The Keables Chair has flourished by bringing in educators from near and far, and from a variety of backgrounds. The Keables Chair is a worthwhile program on many levels, some distinct, tangible, sparkling, and obvious and some subtle, intangible and quiet. Each Chair extends and continues the legacy of high standards set by Mr. Keables.
In January of 2012, poet Taylor Mali will be ‘Iolani School’s 25th Chair holder as selected by the Keables Committee. Mr. Keables would approve.
In the 25 years that the Chair has existed, there has been a wide and diverse range of people and each one has become part of the fabric of ‘Iolani. To paraphrase a line from “Ulysses” by Tennyson, “We are a part of all that we have met.” Master teacher Jane Schaffer in 1997 urged the English Department to establish a common terminology for teachers and student to use in order to discuss literature and writing, and in order to elicit original poetry, Georgia Heard in 1995 asked, “Where do you find poetry?” Dr. O’Meally in 2006 discussed Toni Morrison’s Beloved with students by relating a conversation he had with the author about her books; Lee Cataluna in 2005 brought her Longs store stories to life with her endearing characters, and our most recent Chair Holder, David Horsey, assured us that “Good families are what’s right with the world.”
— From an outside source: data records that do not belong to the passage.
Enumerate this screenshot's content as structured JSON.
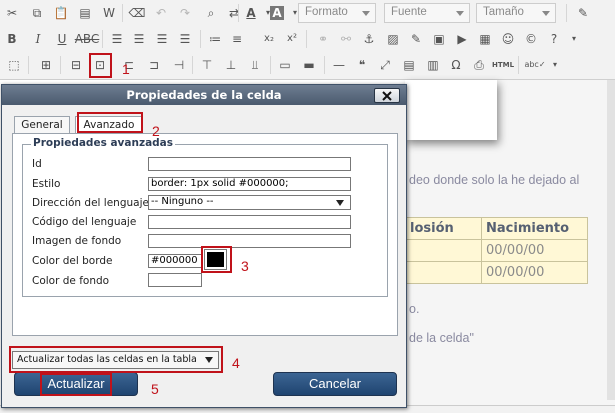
{
  "toolbar": {
    "format_placeholder": "Formato",
    "font_placeholder": "Fuente",
    "size_placeholder": "Tamaño"
  },
  "icons": [
    "cut-icon",
    "copy-icon",
    "paste-icon",
    "paste-text-icon",
    "paste-word-icon",
    "remove-format-icon",
    "undo-icon",
    "redo-icon",
    "find-icon",
    "replace-icon",
    "text-color-icon",
    "background-color-icon",
    "bold-icon",
    "italic-icon",
    "underline-icon",
    "strikethrough-icon",
    "align-left-icon",
    "align-center-icon",
    "align-right-icon",
    "align-justify-icon",
    "subscript-icon",
    "superscript-icon",
    "link-icon",
    "unlink-icon",
    "anchor-icon",
    "image-icon",
    "media-icon",
    "youtube-icon",
    "embed-icon",
    "emoticon-icon",
    "special-char-icon",
    "help-icon",
    "table-icon",
    "cell-properties-icon",
    "html-icon",
    "spellcheck-icon"
  ],
  "editor": {
    "text_line1": "deo donde solo la he dejado al",
    "table_headers": [
      "losión",
      "Nacimiento"
    ],
    "table_rows": [
      [
        "",
        "00/00/00"
      ],
      [
        "",
        "00/00/00"
      ]
    ],
    "text_line2": "o.",
    "text_line3": "de la celda\""
  },
  "dialog": {
    "title": "Propiedades de la celda",
    "tabs": [
      "General",
      "Avanzado"
    ],
    "active_tab": "Avanzado",
    "legend": "Propiedades avanzadas",
    "fields": {
      "id": {
        "label": "Id",
        "value": ""
      },
      "style": {
        "label": "Estilo",
        "value": "border: 1px solid #000000;"
      },
      "dir": {
        "label": "Dirección del lenguaje",
        "value": "-- Ninguno --"
      },
      "lang": {
        "label": "Código del lenguaje",
        "value": ""
      },
      "bgimage": {
        "label": "Imagen de fondo",
        "value": ""
      },
      "bordercolor": {
        "label": "Color del borde",
        "value": "#000000"
      },
      "bgcolor": {
        "label": "Color de fondo",
        "value": ""
      }
    },
    "apply_option": "Actualizar todas las celdas en la tabla",
    "update_button": "Actualizar",
    "cancel_button": "Cancelar"
  },
  "annotations": [
    "1",
    "2",
    "3",
    "4",
    "5"
  ],
  "colors": {
    "annotation_red": "#c0121a",
    "dialog_title_bg": "#4a5a6e",
    "button_blue": "#1f4470",
    "table_cell_bg": "#fff8d6",
    "border_color_swatch": "#000000"
  }
}
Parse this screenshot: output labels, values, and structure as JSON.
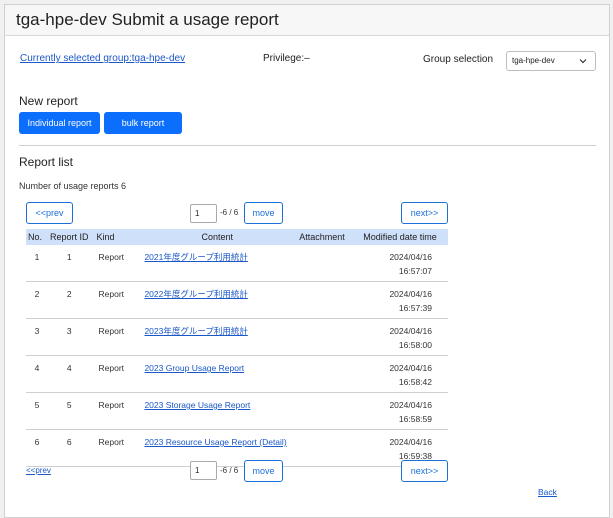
{
  "header": {
    "title": "tga-hpe-dev Submit a usage report"
  },
  "group": {
    "link_text": "Currently selected group:tga-hpe-dev",
    "privilege": "Privilege:–",
    "selection_label": "Group selection",
    "selected_value": "tga-hpe-dev"
  },
  "new_report": {
    "title": "New report",
    "individual_label": "Individual report",
    "bulk_label": "bulk report"
  },
  "report_list": {
    "title": "Report list",
    "count_text": "Number of usage reports 6",
    "pagination": {
      "prev_label": "<<prev",
      "next_label": "next>>",
      "page_value": "1",
      "range_text": "-6 / 6",
      "move_label": "move"
    },
    "columns": [
      "No.",
      "Report ID",
      "Kind",
      "Content",
      "Attachment",
      "Modified date time"
    ],
    "rows": [
      {
        "no": "1",
        "id": "1",
        "kind": "Report",
        "content": "2021年度グループ利用統計",
        "date": "2024/04/16",
        "time": "16:57:07"
      },
      {
        "no": "2",
        "id": "2",
        "kind": "Report",
        "content": "2022年度グループ利用統計",
        "date": "2024/04/16",
        "time": "16:57:39"
      },
      {
        "no": "3",
        "id": "3",
        "kind": "Report",
        "content": "2023年度グループ利用統計",
        "date": "2024/04/16",
        "time": "16:58:00"
      },
      {
        "no": "4",
        "id": "4",
        "kind": "Report",
        "content": "2023 Group Usage Report",
        "date": "2024/04/16",
        "time": "16:58:42"
      },
      {
        "no": "5",
        "id": "5",
        "kind": "Report",
        "content": "2023 Storage Usage Report",
        "date": "2024/04/16",
        "time": "16:58:59"
      },
      {
        "no": "6",
        "id": "6",
        "kind": "Report",
        "content": "2023 Resource Usage Report (Detail)",
        "date": "2024/04/16",
        "time": "16:59:38"
      }
    ]
  },
  "footer": {
    "back_label": "Back"
  }
}
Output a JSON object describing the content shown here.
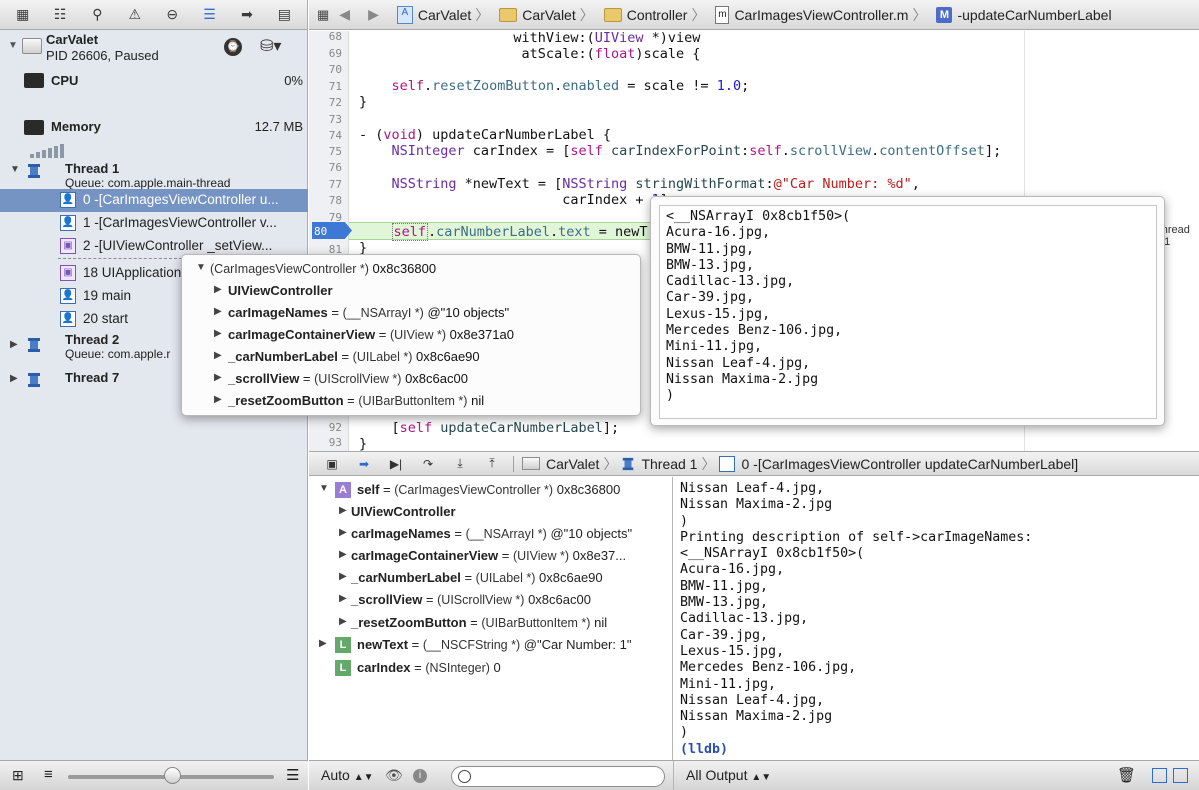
{
  "navigator": {
    "toolbar_icons": [
      "project-navigator-icon",
      "symbol-navigator-icon",
      "find-icon",
      "issue-icon",
      "test-icon",
      "debug-navigator-icon",
      "breakpoint-icon",
      "log-icon"
    ],
    "process": {
      "name": "CarValet",
      "status": "PID 26606, Paused"
    },
    "gauges": {
      "cpu": {
        "label": "CPU",
        "value": "0%"
      },
      "memory": {
        "label": "Memory",
        "value": "12.7 MB"
      }
    },
    "threads": [
      {
        "name": "Thread 1",
        "queue": "Queue: com.apple.main-thread"
      },
      {
        "name": "Thread 2",
        "queue": "Queue: com.apple.r"
      },
      {
        "name": "Thread 7",
        "queue": ""
      }
    ],
    "frames": [
      {
        "label": "0 -[CarImagesViewController u...",
        "selected": true
      },
      {
        "label": "1 -[CarImagesViewController v...",
        "selected": false
      },
      {
        "label": "2 -[UIViewController _setView...",
        "selected": false
      },
      {
        "label": "18 UIApplication",
        "selected": false
      },
      {
        "label": "19 main",
        "selected": false
      },
      {
        "label": "20 start",
        "selected": false
      }
    ]
  },
  "jumpbar": {
    "items": [
      "CarValet",
      "CarValet",
      "Controller",
      "CarImagesViewController.m",
      "-updateCarNumberLabel"
    ]
  },
  "editor": {
    "line_numbers": [
      "68",
      "69",
      "70",
      "71",
      "72",
      "73",
      "74",
      "75",
      "76",
      "77",
      "78",
      "79",
      "80",
      "81",
      "92",
      "93"
    ],
    "current_line": "80",
    "thread_tag": "Thread 3.1"
  },
  "variable_popover": {
    "header": {
      "type": "(CarImagesViewController *)",
      "value": "0x8c36800"
    },
    "rows": [
      {
        "name": "UIViewController",
        "type": "",
        "value": ""
      },
      {
        "name": "carImageNames",
        "type": "(__NSArrayI *)",
        "value": "@\"10 objects\""
      },
      {
        "name": "carImageContainerView",
        "type": "(UIView *)",
        "value": "0x8e371a0"
      },
      {
        "name": "_carNumberLabel",
        "type": "(UILabel *)",
        "value": "0x8c6ae90"
      },
      {
        "name": "_scrollView",
        "type": "(UIScrollView *)",
        "value": "0x8c6ac00"
      },
      {
        "name": "_resetZoomButton",
        "type": "(UIBarButtonItem *)",
        "value": "nil"
      }
    ]
  },
  "description_popover": {
    "lines": [
      "<__NSArrayI 0x8cb1f50>(",
      "Acura-16.jpg,",
      "BMW-11.jpg,",
      "BMW-13.jpg,",
      "Cadillac-13.jpg,",
      "Car-39.jpg,",
      "Lexus-15.jpg,",
      "Mercedes Benz-106.jpg,",
      "Mini-11.jpg,",
      "Nissan Leaf-4.jpg,",
      "Nissan Maxima-2.jpg",
      ")"
    ]
  },
  "debugbar": {
    "process": "CarValet",
    "thread": "Thread 1",
    "frame": "0 -[CarImagesViewController updateCarNumberLabel]"
  },
  "variables": [
    {
      "badge": "A",
      "name": "self",
      "type": "(CarImagesViewController *)",
      "value": "0x8c36800",
      "indent": 0
    },
    {
      "badge": "",
      "name": "UIViewController",
      "type": "",
      "value": "",
      "indent": 1
    },
    {
      "badge": "",
      "name": "carImageNames",
      "type": "(__NSArrayI *)",
      "value": "@\"10 objects\"",
      "indent": 1
    },
    {
      "badge": "",
      "name": "carImageContainerView",
      "type": "(UIView *)",
      "value": "0x8e37...",
      "indent": 1
    },
    {
      "badge": "",
      "name": "_carNumberLabel",
      "type": "(UILabel *)",
      "value": "0x8c6ae90",
      "indent": 1
    },
    {
      "badge": "",
      "name": "_scrollView",
      "type": "(UIScrollView *)",
      "value": "0x8c6ac00",
      "indent": 1
    },
    {
      "badge": "",
      "name": "_resetZoomButton",
      "type": "(UIBarButtonItem *)",
      "value": "nil",
      "indent": 1
    },
    {
      "badge": "L",
      "name": "newText",
      "type": "(__NSCFString *)",
      "value": "@\"Car Number: 1\"",
      "indent": 0
    },
    {
      "badge": "L",
      "name": "carIndex",
      "type": "(NSInteger)",
      "value": "0",
      "indent": 0
    }
  ],
  "console": {
    "lines": [
      "Nissan Leaf-4.jpg,",
      "Nissan Maxima-2.jpg",
      ")",
      "Printing description of self->carImageNames:",
      "<__NSArrayI 0x8cb1f50>(",
      "Acura-16.jpg,",
      "BMW-11.jpg,",
      "BMW-13.jpg,",
      "Cadillac-13.jpg,",
      "Car-39.jpg,",
      "Lexus-15.jpg,",
      "Mercedes Benz-106.jpg,",
      "Mini-11.jpg,",
      "Nissan Leaf-4.jpg,",
      "Nissan Maxima-2.jpg",
      ")"
    ],
    "prompt": "(lldb)"
  },
  "bottombar": {
    "scope": "Auto",
    "output": "All Output"
  }
}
All the Chair Holders have had and will continue to have an impact on ‘Iolani in ways that resonate in our classrooms, teaching strategies and memories. Poet Laureate Billy Collins, our 2007 Chair holder, said, “Even though people are driven to speed things up, poetry asks us to modulate, to slow down and make reading poetry participatory.” That is what the Keables Chair does; it helps us to come together to participate in the on-going process of learning.